I'm not keeping these, so LTV doesn't come into play. I flip as fast as I can and move on.

My last purchase was in a desirable neighborhood at 264K and just listed it for 364900 after about $25K in taxes, upgrades, granite etc.  The agent gets a piece as he is part of the team also, but it should be my best one yet.  We enticed the outgoing owner to let us have a look around the night before the auction and even so, the bid was not going much higher.  There were 2 or 3 other bidders that I beat out for it.  

About half of mine I have not gotten inside.  Sometimes the door has been "opened" by someone before me.  I make real sure to announce myself and that no-one is living there before going in though.  Not worth getting killed over it.

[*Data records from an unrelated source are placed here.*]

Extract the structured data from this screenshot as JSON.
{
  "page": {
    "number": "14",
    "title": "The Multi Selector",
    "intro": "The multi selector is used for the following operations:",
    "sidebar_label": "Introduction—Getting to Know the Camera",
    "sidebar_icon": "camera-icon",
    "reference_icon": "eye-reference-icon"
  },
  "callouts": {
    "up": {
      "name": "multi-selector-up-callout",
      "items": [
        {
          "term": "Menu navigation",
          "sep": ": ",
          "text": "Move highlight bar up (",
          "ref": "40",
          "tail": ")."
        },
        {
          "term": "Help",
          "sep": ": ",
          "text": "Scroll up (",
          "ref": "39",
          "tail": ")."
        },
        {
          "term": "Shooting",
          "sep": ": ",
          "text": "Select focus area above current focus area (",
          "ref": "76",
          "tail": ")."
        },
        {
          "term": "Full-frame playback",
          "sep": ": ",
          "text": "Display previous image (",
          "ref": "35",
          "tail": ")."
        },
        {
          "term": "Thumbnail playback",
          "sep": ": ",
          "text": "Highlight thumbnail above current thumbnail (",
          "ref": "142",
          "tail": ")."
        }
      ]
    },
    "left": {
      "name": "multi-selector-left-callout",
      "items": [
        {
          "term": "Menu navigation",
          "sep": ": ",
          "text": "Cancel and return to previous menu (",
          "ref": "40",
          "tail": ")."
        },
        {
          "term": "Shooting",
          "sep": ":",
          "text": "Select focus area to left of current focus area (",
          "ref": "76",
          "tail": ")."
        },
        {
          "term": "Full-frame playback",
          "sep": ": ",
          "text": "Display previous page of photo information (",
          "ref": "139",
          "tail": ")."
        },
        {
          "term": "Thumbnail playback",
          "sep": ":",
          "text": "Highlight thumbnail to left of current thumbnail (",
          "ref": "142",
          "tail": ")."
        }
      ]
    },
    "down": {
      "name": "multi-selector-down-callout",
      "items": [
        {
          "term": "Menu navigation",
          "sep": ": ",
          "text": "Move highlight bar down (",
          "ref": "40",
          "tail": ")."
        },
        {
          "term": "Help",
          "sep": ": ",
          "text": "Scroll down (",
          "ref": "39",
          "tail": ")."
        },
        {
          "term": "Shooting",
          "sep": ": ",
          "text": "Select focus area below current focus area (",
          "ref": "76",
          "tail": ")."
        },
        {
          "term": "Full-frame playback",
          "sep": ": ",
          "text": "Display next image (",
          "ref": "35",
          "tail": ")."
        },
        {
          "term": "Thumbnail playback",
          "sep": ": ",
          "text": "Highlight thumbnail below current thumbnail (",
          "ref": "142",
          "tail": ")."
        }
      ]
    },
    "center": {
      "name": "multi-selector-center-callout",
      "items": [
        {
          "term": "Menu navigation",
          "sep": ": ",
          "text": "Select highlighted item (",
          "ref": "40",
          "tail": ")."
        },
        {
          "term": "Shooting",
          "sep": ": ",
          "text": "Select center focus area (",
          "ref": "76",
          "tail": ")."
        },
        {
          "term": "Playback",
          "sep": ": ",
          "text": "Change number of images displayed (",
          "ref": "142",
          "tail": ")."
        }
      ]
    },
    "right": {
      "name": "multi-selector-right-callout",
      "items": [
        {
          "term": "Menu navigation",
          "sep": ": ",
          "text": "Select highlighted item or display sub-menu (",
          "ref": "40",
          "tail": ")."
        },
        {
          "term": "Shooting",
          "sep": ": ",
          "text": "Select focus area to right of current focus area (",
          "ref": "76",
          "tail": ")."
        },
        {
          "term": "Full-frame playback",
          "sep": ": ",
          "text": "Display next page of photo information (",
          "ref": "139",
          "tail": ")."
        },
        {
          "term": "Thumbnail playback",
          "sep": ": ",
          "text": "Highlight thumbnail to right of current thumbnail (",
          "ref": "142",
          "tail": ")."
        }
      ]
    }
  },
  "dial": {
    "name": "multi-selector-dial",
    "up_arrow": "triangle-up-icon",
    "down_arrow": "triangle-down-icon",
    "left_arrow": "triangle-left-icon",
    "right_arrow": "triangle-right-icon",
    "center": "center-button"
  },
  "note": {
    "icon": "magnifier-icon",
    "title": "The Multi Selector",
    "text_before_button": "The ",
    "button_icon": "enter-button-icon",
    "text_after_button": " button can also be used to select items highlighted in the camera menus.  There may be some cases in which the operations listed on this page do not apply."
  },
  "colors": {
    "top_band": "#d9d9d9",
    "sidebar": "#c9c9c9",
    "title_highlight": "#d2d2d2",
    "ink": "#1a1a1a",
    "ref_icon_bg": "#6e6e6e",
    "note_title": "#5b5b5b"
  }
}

I let one go cheap to a competitor last month that will likely turn 100K for him in a couple months.  It was just me and him, toe to toe.  Not sure if he will be so kind in return someday.  But those are the exception not the rule.  And it takes an education and some homework to know the other risks of buying this way.  They can often foreclose a second mortgage and sell at auction subject to a first mortgage or other liens or rights of redemption that survive the sale.  (Different for different states)

Lastly, one of the hardest parts is being the name and the face that has to tell the owners that have been scratching to hang on in many cases that it is time to go.  Just being in that place at that time requires empathy and sometimes tough skin for the threats and curses.

@Trent Vanderzee  

You are wise to fold and fight another day.  There was a case here that the owner appealed in court, file bankruptcy, and did everything possible to delay the proceedings.  He was able to delay the ultimate sale for 9 years.  You do not want to be the buyer of a property like that, and have your money tied up for all that time with no interest.

I have bought 3 on county auction site here in bay county florida. It's been a nervous experience but so far so good. I was watching a beach front condo and was ready to jump on it but the day before I spoke with HOA and found out the fees were 4 years behind and an assessment of 6k to boot. Roughly 30k total that would have to be paid on top of purchase price. Think God I did the research. I would have been crushed to find that out afterwards. They are scary deals and takes a gambler of sorts to get in. But the deals make it worth it. Example foreclosed at 158k assessment of 60K paid 13k.

in your case I would have walked too. I personally wouldn't buy one with owner still living in it. They can take everything out and strip it to studs before giving possession and then your screwed. I only buy vacant or tenant occupied units. That's just me.